И неожиданно, будто дверца в небе приоткрылась: посветлело, дождь перестал идти и стих городской шум, ― к нему навстречу шла Таня! В длинном чёрном пальто, которое подчёркивало её хрупкость и изящество фигуры, в красном берете, из-под которого по плечам струились прекрасные волнистые русые волосы. Чему-то еле заметно улыбаясь, она шла к нему навстречу, яркая и грациозная, будто плыла в серой безликой толпе. Это видение выглядело, как кадр из чёрно-белого фильма, в который умелый монтажёр вкрапил цветное полотно с этой девушкой.

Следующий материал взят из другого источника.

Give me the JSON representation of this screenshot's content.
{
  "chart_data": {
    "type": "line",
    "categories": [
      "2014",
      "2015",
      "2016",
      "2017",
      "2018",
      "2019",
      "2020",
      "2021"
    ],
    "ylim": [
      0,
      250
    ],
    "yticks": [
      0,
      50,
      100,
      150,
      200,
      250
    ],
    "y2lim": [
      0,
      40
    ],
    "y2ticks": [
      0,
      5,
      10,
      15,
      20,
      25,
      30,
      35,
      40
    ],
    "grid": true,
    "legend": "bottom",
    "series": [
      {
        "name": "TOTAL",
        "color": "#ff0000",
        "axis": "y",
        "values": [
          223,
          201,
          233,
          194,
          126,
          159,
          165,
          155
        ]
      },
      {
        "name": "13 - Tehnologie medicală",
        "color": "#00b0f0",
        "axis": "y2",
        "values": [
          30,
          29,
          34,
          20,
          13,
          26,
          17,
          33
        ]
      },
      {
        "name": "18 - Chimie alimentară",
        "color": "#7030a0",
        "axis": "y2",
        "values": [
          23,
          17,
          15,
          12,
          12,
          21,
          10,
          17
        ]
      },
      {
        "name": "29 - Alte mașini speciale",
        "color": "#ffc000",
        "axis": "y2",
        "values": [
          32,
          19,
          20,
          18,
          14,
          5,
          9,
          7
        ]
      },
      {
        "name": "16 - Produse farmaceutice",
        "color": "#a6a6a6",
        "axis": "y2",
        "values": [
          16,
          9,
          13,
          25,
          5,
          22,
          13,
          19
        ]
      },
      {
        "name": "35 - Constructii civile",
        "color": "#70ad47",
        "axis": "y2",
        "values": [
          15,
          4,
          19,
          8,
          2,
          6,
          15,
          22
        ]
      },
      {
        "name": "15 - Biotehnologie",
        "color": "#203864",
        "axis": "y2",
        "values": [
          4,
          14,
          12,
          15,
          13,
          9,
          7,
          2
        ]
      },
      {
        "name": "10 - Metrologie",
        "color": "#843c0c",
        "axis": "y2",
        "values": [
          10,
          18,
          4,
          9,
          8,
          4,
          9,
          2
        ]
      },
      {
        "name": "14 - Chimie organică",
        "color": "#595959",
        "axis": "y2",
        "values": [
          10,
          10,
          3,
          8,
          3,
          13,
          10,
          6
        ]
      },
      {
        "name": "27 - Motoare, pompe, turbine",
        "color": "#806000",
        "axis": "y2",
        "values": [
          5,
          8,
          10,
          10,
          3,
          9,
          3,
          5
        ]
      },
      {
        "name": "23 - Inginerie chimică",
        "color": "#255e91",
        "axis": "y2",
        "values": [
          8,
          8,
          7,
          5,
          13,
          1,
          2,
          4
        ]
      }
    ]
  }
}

И Дмитрий оторопело пошёл ей навстречу. Вид у него был глупейший: он счастливо улыбался, будто увидел человека, которого давно знает. Они останавливаются в метре друг от друга. Таня с удивлением смотрела на него, а Дмитрий, продолжая улыбаться, хрипло выдавил из себя:
– Здравствуйте, Татьяна… прекрасная наездница.
Брови девушки взлетели вверх. Она с недоумением и с одновременным интересом спросила:
– Простите, я вас не понимаю. Мы с вами знакомы?
Любуясь живыми глазами девушки, Дмитрий судорожно вздохнул и, запинаясь, ответил:
– Ради Бога! Простите великодушно: не велите казнить – велите миловать. Я всё вам сейчас объясню, если вы позволите.
Они стояли посредине тротуара, людям приходится их обходить.
– Может, отойдём в сторону для начала? – сказала девушка.
– Ах, да, разумеется, – спохватился Дмитрий.
– Я жду ваших объяснений, – Таня с интересом смотрела прямо в глаза Дмитрия, а он, тушуясь, проговорил быстро и скомкано.
– Недавно я был на юбилее у художника Мельникова. Простите, я какой-то вздор сейчас несу, вы Бог знает, что обо мне, наверное, подумаете, вообщем так: всё, как есть, буду говорить конспективно: у него я увидел ваш портрет, и мне ужасно захотелось вас увидеть, взглянуть на оригинал… сравнить его с художественным воплощением в красках. И вот я пришёл, увидел вас. И заговорил с вами – этого я не планировал, наваждение какое-то… простите, ещё раз.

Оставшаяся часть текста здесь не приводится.